My four-year journey, turned five, was coming to an end. The train was getting ready to pull into the station at my stop. No more thirsty Thursdays, no more shutting off your alarm and rolling over because you’re too hung over to deal with today. I was about to enter the real world. College graduation was now just a stone throw away. I was now officially going to become a man. I was now going to become a full-timed member of the real world.
The only problem was, I didn’t feel like a man. Not even a little bit. I did not feel prepared to enter the real world, whatever that means. Could this be all college had given to me? Mostly hangovers, mixed in with anxiety over calculus that I’ll never use again; what is the limit of negative infinity? In a few weeks I was going to be considered a man to the world after I shook the deans hand while he handed me my diploma. Never in my entire life did I feel more like a boy.

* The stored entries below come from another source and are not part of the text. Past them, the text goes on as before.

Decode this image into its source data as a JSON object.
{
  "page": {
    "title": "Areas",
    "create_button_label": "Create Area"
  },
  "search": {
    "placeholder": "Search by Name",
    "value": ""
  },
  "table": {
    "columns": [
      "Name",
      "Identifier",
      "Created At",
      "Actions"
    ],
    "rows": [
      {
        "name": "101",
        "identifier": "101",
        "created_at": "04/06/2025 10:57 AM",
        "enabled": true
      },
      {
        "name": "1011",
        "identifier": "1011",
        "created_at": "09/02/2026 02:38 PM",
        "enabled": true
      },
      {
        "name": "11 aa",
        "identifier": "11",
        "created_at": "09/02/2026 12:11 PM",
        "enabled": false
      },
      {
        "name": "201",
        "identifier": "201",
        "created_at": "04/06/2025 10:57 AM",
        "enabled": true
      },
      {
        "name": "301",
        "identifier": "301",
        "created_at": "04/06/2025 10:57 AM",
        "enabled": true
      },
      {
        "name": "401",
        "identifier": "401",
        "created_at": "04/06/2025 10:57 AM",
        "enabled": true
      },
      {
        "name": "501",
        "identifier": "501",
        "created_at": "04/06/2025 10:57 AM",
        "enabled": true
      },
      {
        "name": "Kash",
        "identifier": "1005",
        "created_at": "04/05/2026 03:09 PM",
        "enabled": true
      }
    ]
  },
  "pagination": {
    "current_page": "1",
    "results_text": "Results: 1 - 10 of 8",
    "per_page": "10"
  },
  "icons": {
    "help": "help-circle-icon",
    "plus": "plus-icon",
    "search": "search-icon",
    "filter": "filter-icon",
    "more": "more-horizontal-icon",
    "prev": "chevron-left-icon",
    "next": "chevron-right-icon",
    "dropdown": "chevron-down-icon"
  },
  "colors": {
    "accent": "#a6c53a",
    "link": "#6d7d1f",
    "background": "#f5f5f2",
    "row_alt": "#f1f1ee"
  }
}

I wasn’t sure why I went to college. Why not? Everyone goes, so I went. It is the next step after high school. I am not sure what I expected, but I definitely anticipated more. I felt as if I wasted four, five years getting drunk on weekdays and cramming for exams. What did I learn that brought value to the real world? What did I take away to make me a productive member of society?
After voicing my concerns to my peers, my elders, and anyone who would listen, I received one common answer: you can’t get a job without that piece of paper a diploma. Is that a good reason to waste four plus years not learning?
I was one of the lucky ones who was actually able to get a job upon graduation, not for what I wanted to do, but hey a job is a job. That’s the goal right? Work a 9-5, or more like 9-6, or 7, or even 8, make money, put it into a 401k, lease payments, rent, eventually a mortgage, then start saving up for your kids college so they can repeat the cycle one day. Is that really what life is supposed to be all about? This is where the motivation behind Dying to Live came from.
I found out that my worst fear would be to wake up in my 40s, or 50s, to realize that my only success was financially, and that it came at the expense of everything else. The main thing college drives home is that you must fit into a square hole, even if you are a round peg. Then after you make yourself fit, you have to fit for 40 years and hopefully at that time have enough set-aside in your 401k to truly start living.
The grim reality is that tomorrow is not promised for any of us, never mind 40 years from now. If you put off living today, you will never get that today back. We lose sleep over things that add little value to our lives at the expensive of the things that mean the most to us. We all write family first, in the caption underneath of our Instagram pictures, but do our actions speak to this?
Through the main character, 43-year-old Brendon Merullo, in Dying to Live, he realizes my worst fear: being successful only as far my accountant is concerned. Brendon realizes too late that he amassed his fortune at the cost of everything that supposedly mattered the most to him.
Throughout the pages you are taken on a journey through Brendon’s regrets, and how wasteful he was with his most precious resource: time. He soon realizes that the past is done, and the future might not come for him, all he has is today to make right by the ones he loves. The startling reality is that all of us only have today, even if we choose to live as if tomorrow is guaranteed.